3.2 Internet Telephony
One of the application areas gathering the most attention is Internet telephony. The global telephone network is increasingly connected to the Internet; this connectivity is providing signaling channels for phone switches, data channels for actual voice calls, and new customer functions, especially ones that involve both the Internet and the phone network.
Two main protocols are used for voice calls, the Session Initiation Protocol (SIP) [Rosen-berg et al., 2002] and H.323. Both can do far more than set up simple phone calls. At a minimum, they can set up conferences (Microsoft's NetMeeting can use both protocols); SIP is also the basis for some Internet/telephone network interactions, and for some instant messaging protocols.
3.2.1 H.323
H.323 is the ITU's Internet telephony protocol. In an effort to get things on the air quickly, the ITU based its design on Q.931, the ISDN signaling protocol. But this has added greatly to the complexity, which is only partially offset by the existence of real ISDN stacks.
The actual call traffic is carried over separate UDP ports. In a firewalled world, this means that the firewall has to parse the ASN.1 messages (see Section 3.6) to figure out what port numbers should be allowed in. This isn't an easy task, and we worry about the complexity of any firewall that is trying to perform it.
H.323 calls are not point-to-point. At least one intermediate servera telephone company?is needed; depending on the configuration and the options used, many more may be employed.
3.2.2 SIP
SIP, though rather complex, is significantly simpler than H.323. Its messages are ASCII; they resemble HTTP, and even use MIME and S/MIME for transporting data.
SIP phones can speak peer-to-peer; however, they can also employ the same sorts of proxies as H.323. Generally, in fact, this will be done. Such proxies can simplify the process of passing SIP through a firewall, though the actual data transport is usually direct between the two (or more) endpoints. SIP also has provisions for very strong securityperhaps too strong, in some cases, as it can interfere with attempts by the firewall to rewrite the messages to make it easier to pass the voice traffic via an application-level gateway.

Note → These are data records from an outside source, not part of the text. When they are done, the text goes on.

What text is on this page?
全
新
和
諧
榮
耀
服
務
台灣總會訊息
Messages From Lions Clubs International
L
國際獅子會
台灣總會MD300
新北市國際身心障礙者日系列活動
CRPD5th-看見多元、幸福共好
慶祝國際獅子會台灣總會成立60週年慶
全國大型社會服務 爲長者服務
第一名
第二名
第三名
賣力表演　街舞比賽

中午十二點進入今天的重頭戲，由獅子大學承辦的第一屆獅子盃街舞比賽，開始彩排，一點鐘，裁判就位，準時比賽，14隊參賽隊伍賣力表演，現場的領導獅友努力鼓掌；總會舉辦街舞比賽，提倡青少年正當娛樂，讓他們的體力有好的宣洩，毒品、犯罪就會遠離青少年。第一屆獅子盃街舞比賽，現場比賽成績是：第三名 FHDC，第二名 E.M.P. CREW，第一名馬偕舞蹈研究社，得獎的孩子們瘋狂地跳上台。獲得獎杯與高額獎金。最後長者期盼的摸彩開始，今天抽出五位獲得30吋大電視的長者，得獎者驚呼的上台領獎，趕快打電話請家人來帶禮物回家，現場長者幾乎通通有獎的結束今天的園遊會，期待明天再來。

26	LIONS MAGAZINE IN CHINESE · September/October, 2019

Some data can be carried in the SIP messages themselves, but as a rule, the actual voice traffic uses a separate transport. This can be UDP, probably carrying Real-Time Transport Protocol (RTP), TCP, or SCTP.
We should note that for both H.323 and SIP, much of the complexity stems from the nature of the problem. For example, telephone users are accustomed to hearing "ringback" when they dial a number and the remote phone is ringing. Internet telephones have to do the same thing, which means that data needs to be transported even before the call is completed. Interconnection to the existing telephone network further complicates the situation.